Like other people have said, you can often outsource development, especially if the tech startup isn't super difficult- I'm a college CS major and I could probably code a tinder knockoff in a weekend if I put my mind to it.

Having worked at a VC though, most of the good ones will see through that. Especially from a top VC fund, they strongly prefer to fund companies where the founder built it or at the very least there is a technical co-founder- these guys have seen enough companies where some business guy thinks their the shit but doesn't know anything about tech, hires developers from India for pennies, and then acts surprised when the product sucks.

Obviously there are examples of successful companies that don't have a tech co-founder, but those are few and far between. Look up any unicorn and I guarantee 99% have a co-founder who built the original thing.

 

its both. if you ask the community for a great idea for a startup, you'd be surprised at how few truly great ideas you would get.

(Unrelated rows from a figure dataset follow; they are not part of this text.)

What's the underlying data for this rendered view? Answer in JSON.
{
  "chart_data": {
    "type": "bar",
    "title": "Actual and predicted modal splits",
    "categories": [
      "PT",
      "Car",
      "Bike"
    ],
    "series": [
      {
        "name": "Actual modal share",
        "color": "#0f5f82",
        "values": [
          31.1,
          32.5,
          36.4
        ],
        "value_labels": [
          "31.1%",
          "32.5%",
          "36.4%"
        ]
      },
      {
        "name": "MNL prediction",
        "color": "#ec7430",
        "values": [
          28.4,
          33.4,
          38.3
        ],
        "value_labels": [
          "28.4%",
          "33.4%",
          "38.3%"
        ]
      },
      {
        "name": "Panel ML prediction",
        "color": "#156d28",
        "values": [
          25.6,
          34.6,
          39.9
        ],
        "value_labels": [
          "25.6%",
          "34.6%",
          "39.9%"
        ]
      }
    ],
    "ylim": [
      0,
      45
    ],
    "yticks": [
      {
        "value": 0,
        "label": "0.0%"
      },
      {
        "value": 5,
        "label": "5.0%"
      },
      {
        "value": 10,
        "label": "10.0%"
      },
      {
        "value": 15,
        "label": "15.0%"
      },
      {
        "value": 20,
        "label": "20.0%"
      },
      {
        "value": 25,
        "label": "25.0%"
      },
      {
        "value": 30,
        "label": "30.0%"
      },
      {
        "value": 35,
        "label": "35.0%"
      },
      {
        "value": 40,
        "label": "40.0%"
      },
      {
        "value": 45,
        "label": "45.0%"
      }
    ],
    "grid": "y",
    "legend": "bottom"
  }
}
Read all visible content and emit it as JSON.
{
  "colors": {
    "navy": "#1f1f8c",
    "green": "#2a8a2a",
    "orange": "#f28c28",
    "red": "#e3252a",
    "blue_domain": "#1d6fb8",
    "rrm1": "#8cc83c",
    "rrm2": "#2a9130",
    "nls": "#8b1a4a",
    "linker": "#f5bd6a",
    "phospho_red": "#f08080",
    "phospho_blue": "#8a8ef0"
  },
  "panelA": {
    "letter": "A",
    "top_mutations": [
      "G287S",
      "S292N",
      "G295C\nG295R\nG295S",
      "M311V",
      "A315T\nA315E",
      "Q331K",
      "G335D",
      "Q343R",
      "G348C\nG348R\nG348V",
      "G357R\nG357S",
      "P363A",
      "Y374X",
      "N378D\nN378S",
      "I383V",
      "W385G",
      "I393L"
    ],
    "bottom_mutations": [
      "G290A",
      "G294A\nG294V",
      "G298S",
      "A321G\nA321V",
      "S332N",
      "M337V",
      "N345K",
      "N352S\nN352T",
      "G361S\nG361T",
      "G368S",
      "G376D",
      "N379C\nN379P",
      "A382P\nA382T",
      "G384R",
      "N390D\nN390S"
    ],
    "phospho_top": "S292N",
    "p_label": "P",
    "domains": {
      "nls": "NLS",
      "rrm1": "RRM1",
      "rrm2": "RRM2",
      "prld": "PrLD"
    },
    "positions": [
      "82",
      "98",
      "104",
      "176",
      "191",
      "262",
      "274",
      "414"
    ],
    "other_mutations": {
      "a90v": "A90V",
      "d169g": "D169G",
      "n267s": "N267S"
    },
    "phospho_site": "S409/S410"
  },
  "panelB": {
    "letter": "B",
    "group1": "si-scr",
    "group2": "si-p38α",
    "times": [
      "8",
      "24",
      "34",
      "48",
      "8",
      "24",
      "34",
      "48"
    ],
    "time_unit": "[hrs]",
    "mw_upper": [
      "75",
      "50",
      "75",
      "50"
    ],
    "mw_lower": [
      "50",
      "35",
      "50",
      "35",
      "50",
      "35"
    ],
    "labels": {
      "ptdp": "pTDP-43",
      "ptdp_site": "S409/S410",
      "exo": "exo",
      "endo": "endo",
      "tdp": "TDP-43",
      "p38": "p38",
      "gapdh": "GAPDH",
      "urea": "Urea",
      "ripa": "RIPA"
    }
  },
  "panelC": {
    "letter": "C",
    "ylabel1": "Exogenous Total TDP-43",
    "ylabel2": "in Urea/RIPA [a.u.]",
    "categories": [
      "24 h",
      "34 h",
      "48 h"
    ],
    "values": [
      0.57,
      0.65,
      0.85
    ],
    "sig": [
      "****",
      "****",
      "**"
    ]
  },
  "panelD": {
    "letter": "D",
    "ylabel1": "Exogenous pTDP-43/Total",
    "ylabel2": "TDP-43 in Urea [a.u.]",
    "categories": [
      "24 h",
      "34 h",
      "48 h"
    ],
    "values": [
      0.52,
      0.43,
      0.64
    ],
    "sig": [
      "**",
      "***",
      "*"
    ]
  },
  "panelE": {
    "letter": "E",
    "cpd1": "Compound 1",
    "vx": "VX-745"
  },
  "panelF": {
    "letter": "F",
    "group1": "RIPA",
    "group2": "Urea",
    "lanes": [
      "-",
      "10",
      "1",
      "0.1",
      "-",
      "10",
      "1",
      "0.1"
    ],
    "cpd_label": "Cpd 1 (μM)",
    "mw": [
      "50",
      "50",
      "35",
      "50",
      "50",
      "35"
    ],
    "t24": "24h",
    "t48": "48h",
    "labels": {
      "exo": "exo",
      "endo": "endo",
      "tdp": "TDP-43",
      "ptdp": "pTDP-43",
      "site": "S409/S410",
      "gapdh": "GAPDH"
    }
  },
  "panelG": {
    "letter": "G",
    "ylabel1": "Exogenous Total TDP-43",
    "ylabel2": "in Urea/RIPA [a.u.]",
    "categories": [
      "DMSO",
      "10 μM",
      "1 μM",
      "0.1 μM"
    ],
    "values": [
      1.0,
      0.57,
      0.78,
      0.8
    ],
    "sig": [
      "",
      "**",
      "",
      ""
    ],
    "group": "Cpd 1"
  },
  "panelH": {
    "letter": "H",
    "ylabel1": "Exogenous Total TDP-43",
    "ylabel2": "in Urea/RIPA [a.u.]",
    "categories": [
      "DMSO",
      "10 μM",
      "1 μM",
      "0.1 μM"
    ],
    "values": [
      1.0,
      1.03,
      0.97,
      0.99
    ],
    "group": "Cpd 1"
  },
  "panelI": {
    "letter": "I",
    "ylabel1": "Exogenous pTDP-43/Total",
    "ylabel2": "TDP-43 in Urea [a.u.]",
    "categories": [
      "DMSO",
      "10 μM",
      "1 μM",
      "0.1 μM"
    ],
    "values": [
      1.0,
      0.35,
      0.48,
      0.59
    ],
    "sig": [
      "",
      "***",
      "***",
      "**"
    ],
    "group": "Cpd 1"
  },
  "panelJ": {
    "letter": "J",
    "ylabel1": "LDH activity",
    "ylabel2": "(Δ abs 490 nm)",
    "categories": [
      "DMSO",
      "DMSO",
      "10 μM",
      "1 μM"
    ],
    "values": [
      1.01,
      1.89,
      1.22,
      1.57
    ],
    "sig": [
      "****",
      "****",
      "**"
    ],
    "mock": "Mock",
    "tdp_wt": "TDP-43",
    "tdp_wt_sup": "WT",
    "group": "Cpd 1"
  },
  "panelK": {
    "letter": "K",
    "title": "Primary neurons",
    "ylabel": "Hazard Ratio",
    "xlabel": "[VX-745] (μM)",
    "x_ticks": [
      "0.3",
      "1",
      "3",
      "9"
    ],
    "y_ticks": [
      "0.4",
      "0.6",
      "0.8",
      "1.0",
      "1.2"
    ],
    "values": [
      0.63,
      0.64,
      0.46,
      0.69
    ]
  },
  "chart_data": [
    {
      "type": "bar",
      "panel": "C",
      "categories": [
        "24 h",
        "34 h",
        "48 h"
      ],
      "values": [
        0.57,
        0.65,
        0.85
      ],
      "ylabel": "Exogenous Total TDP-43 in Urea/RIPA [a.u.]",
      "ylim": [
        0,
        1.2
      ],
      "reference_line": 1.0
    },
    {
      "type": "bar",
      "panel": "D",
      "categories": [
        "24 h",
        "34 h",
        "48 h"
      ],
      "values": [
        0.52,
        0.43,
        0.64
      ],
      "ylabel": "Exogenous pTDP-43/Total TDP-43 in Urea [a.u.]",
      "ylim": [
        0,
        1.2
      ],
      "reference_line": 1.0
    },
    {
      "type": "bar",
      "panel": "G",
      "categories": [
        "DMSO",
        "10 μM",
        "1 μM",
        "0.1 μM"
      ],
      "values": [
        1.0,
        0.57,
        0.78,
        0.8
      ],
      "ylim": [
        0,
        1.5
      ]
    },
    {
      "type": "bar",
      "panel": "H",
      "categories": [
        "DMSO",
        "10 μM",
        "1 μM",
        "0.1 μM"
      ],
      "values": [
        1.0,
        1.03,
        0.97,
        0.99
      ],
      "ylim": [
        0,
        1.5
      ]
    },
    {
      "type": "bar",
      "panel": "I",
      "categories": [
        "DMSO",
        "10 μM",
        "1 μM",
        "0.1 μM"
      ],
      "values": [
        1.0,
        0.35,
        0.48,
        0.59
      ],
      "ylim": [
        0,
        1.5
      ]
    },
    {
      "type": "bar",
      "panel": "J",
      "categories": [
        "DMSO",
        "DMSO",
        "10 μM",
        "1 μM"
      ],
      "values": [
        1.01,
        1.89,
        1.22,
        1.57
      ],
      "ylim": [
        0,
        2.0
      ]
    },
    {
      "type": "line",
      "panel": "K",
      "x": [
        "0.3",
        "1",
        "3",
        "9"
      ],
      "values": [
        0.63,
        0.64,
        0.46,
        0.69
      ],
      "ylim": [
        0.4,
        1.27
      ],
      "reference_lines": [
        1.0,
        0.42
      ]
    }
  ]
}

at the same time, there are lots of decent ideas that would take too much work for the idea generator to execute themselves

 

Wasn't expect this many comments. All great insights.

I asked the question although I'm learning iOS development myself. Given some experience in programming I'm confident, but I am so curious about how non-technical founders did it that I need to ask this question to a group of trusted professionals (I do not mean to flatter...)

Please keep posting your comments. Thanks.